In force since 1921, a section 1031 exchange encourages the reinvestment of capital for small businesses, large corporations and individual property owners. Also known as a “like-kind” exchange, this portion of the United States Internal Revenue Code could provide the opportunity for the owner of the capital to defer any recognition of capital losses or gains that might otherwise become due upon its sale. This, in turn, allows that entity to defer any capital gains taxes that might also be due.
The Section 1031 Exchange Advantage
A 1031 exchange provides a company or individual with the means to upgrade less expensive or older investments or equipment with others that are updated and pricier without having to pay capital gains taxes until a sale is eventually brokered. This enables these funds to be reinvested in the business instead, making it a valuable asset for the commercial real estate industry. It provides a method of expansion and upgrading for industrial, medical, multi-family properties and other commercial ventures without being hit hard by a capital gains tax.
Proposed Changes to Section 1031 Exchanges During the Obama Administration
In 2014, Congress’ Joint Committee on Taxation estimated that a $40 billion gain in tax revenue was possible over 10 years if section 1031 exchanges were repealed. As a result, former president Obama proposed a cap of $1 million on tax savings derived from section 1031 exchanges. By 2016, under his proposal, the exchanges of artwork, collectibles and other types of personal property — which a 1031 exchange allows — would also be eliminated completely.
How the New Political Climate Might Affect the Future of 1031 Exchanges
Since President Trump has taken office, there has been speculation about the future of section 1031 exchanges. As a presidential candidate, Trump proposed that investments with a value of more than $10 million that were also held until death be taxed at the capital gains rate. There would be an exemption for family farms as well as small businesses.

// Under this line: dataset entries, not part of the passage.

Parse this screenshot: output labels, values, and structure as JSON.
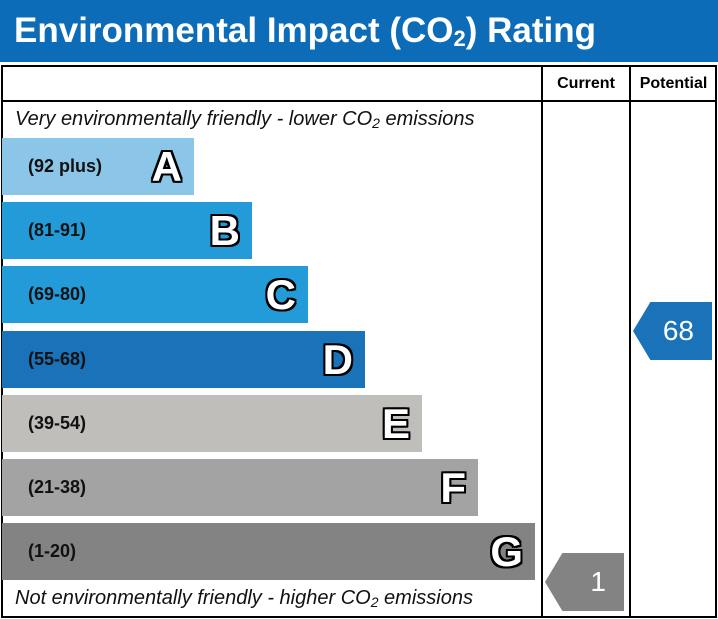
{
  "title": {
    "text": "Environmental Impact (CO",
    "sub": "2",
    "end": ") Rating"
  },
  "columns": {
    "current": "Current",
    "potential": "Potential"
  },
  "top_note": {
    "text": "Very environmentally friendly - lower CO",
    "sub": "2",
    "end": " emissions"
  },
  "bottom_note": {
    "text": "Not environmentally friendly - higher CO",
    "sub": "2",
    "end": " emissions"
  },
  "bands": [
    {
      "range": "(92 plus)",
      "letter": "A",
      "color": "#8bc6e8"
    },
    {
      "range": "(81-91)",
      "letter": "B",
      "color": "#239bd8"
    },
    {
      "range": "(69-80)",
      "letter": "C",
      "color": "#239bd8"
    },
    {
      "range": "(55-68)",
      "letter": "D",
      "color": "#1a72b8"
    },
    {
      "range": "(39-54)",
      "letter": "E",
      "color": "#bfbebb"
    },
    {
      "range": "(21-38)",
      "letter": "F",
      "color": "#a3a3a3"
    },
    {
      "range": "(1-20)",
      "letter": "G",
      "color": "#838383"
    }
  ],
  "current": {
    "value": "1",
    "band": "G",
    "color": "#838383"
  },
  "potential": {
    "value": "68",
    "band": "D",
    "color": "#1a72b8"
  }
}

According to a tax reform plan laid out by the current administration, businesses would be able to expense real estate investments separately from land. This would result in the complete elimination of the section 1031 exchange and give way to an updated exchange for transactions other than land. This type of proposal would also mean a reduction in the capital gains tax rate that businesses would pay.
While there have been no clear-cut announcements concerning the future of section 1031 exchanges, it is unlikely that the Trump administration will completely eliminate them. Given Trump’s strong real estate ties and the fact that eliminating section 1031 exchanges would likely increase costs for consumers, he will probably leave it intact in some form.